Ariosto describes how one of Orlando’s friends, an English duke named Astolpho, came to the rescue. Riding a hippogryph (an intermediate beast Harington calls his ‘Griffith Horse’, like the name of an obscure poet), Astolpho undertook a journey to the Moon. There, in one of its valleys, he was shown all things lost on Earth: lost kingdoms: lost riches: lost reputations: lost vows: lost hours: lost love. Only lost foolishness was missing from this vast stratospheric Lost Property Office, where by far the largest accretion was lost sense. Although he had already discovered in this store some of his lost days and lost deeds, Astolpho was surprised to come across a few of his own lost wits, simply because he had never in the least missed them. He had a duty to perform here, which was to bring back from his spacetrip the wits (mislaid on an immeasurably larger scale than his own) of his old friend and comrade-in-arms, Orlando. It was Astolpho’s achievement — if so to be regarded — to restore to Orlando his former lifestyle, make feasible for him the resumption of the Heroic Life.

Journeys to the Moon were in the news at that moment (about a year before the astronauts actually landed there) because Pennistone had just published his book on Cyrano de Bergerac, whose Histoire comique des états et empires de la lune he used to discuss, when we were in the War Office together. Pennistone was more interested in his subject as philosopher and heresiarch than space-traveller, but, all the same, Cyrano had to be admitted as an example of a remark once made by X. Trapnel: ‘A novelist writes what he is. That is equally true of authors who deal with mediaeval romance or journeys to the Moon.’ I don’t think Trapnel had ever read Ariosto, feel pretty sure he had never attempted Cyrano — though he could surprise by unexpected authors dipped into — but, oddly enough, Orlando Furioso does treat of both Trapnel’s off-the-cuff fictional categories, mediaeval romance and an interplanetary journey.

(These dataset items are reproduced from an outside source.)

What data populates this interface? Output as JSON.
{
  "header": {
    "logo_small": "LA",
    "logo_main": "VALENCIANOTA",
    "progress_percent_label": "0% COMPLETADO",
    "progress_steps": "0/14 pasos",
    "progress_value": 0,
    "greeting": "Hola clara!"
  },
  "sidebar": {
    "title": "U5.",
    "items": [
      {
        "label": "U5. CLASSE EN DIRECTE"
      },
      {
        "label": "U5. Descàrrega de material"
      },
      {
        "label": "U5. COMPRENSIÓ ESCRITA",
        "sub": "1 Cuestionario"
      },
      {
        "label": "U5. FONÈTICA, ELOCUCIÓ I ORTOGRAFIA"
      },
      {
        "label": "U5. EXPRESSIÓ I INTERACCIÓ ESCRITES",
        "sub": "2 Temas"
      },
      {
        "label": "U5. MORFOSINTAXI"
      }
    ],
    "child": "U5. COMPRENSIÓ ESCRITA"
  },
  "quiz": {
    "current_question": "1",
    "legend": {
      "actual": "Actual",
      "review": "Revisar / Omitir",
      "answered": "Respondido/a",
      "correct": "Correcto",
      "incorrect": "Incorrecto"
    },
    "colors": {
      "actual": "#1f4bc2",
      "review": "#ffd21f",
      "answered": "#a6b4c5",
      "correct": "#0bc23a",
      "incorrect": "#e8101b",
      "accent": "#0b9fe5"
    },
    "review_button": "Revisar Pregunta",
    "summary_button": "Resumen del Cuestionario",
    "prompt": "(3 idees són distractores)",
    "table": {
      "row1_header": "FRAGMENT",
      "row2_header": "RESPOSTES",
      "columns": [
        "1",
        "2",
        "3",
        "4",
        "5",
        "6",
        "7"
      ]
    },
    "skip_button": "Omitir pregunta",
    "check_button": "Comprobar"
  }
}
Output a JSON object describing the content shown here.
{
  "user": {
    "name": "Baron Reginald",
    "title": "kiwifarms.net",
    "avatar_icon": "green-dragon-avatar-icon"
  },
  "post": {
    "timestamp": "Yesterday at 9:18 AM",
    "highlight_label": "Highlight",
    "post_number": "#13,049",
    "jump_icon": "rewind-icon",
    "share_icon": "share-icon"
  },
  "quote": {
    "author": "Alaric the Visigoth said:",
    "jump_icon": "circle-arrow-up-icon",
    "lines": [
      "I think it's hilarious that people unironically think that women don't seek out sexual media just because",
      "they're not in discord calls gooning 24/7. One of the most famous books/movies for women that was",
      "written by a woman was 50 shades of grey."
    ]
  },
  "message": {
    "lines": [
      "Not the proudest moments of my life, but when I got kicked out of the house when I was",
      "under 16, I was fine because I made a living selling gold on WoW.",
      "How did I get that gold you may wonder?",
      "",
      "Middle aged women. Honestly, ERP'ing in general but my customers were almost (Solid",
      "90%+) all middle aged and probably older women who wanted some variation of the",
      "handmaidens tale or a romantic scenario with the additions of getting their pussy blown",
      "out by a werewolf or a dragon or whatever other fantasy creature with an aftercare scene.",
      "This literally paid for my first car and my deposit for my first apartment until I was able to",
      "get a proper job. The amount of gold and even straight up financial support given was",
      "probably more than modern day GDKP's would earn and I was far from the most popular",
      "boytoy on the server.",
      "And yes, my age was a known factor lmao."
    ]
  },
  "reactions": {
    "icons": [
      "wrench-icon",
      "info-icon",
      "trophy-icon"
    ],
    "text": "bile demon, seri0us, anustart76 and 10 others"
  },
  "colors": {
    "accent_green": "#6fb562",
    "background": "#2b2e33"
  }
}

Among other adventures on the Moon, during this expedition, Astolpho sees Time at work. Ariosto’s Time — as you might say, Time the Man — was, anthropomorphically speaking, not necessarily everybody’s Time. Although equally hoary and naked, he was not Poussin’s Time, for example, in the picture where the Seasons dance, while Time plucks his lyre to provide the music. Poussin’s Time (a painter’s Time) is shown in a sufficiently unhurried frame of mind to be sitting down while he strums his instrument. The smile might be thought a trifle sinister, nevertheless the mood is genial, composed.